There is a great article from John Ortberg with the same title that can be found here.
John is a great thinker around spiritual formation, and some of his latest stuff is his best yet. Here are a couple of great excerpts from this article, but the whole thing is worth reading:
Jesus made staggering promises about his ability to transform human lives:
“‘Let anyone who is thirsty come to me and drink. Whoever believes in me, as the Scripture has said, will have streams of living water flowing from within.’ By this he meant the Spirit, whom those who believed in him were later to receive” (John 7:37-39).
This life is not something we produce; it exists independently of us. It is the Spirit of God.
Often people are moved by the vision of Jesus, are overwhelmed by the hope and beauty of his promise, and they say yes to it. For a time, there’s a kind of a spiritual honeymoon period. They’re filled with love for God, and they’re drawn to the Bible. And some things change. Maybe coarse language gets cleaned up. Maybe certain habits get overcome.
But over time this sense of progress stalls out. People find themselves wrestling with patterns of anger, or sexual addictions, or chronic anxiety that are embedded too deeply in their bodies to be lifted out simply through hearing more information. And they get stuck in a gap.
When they first hear the gospel, they’re aware of the gap between them and God caused by sin. And they come to understand that human effort cannot bridge that gap; it can only be bridged by grace.
But over time they become aware of another gap: the gap between who I am right now and the person God wants me to become.

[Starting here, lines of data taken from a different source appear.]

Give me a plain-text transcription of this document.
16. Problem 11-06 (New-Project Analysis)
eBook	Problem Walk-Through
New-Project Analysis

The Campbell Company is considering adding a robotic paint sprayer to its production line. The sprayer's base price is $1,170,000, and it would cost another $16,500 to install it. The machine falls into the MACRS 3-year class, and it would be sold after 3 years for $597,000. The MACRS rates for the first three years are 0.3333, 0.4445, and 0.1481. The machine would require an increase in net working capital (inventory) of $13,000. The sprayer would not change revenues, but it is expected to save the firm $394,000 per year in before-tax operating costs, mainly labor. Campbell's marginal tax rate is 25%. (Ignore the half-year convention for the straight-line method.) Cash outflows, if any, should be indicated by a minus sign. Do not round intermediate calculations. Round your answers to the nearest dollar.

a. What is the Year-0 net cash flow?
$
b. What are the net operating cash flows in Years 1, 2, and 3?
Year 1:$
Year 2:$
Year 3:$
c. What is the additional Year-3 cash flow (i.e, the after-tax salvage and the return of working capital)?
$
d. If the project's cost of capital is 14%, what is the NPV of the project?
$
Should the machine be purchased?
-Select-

And then he gives some examples of the way God customizes spiritual growth plans for different people in the Bible:
He had Abraham take a walk,
Elijah take a nap,
Joshua take a lap,
Adam take the rap.
He gave Moses a 40-year timeout,
He gave David a harp and a dance,
He gave Paul a pen and a scroll.
He wrestled with Jacob,
argued with Job,
whispered to Elijah,
and comforted Hagar.
He gave Aaron an altar,
Miriam a song,
Gideon a fleece,
Peter a name,
and Elisha a mantle.
Jesus was stern with the rich young ruler,
tender with the woman caught in adultery,
patient with the disciples,
blistering with the scribes,
gentle with the children,
and gracious with the thief on the cross.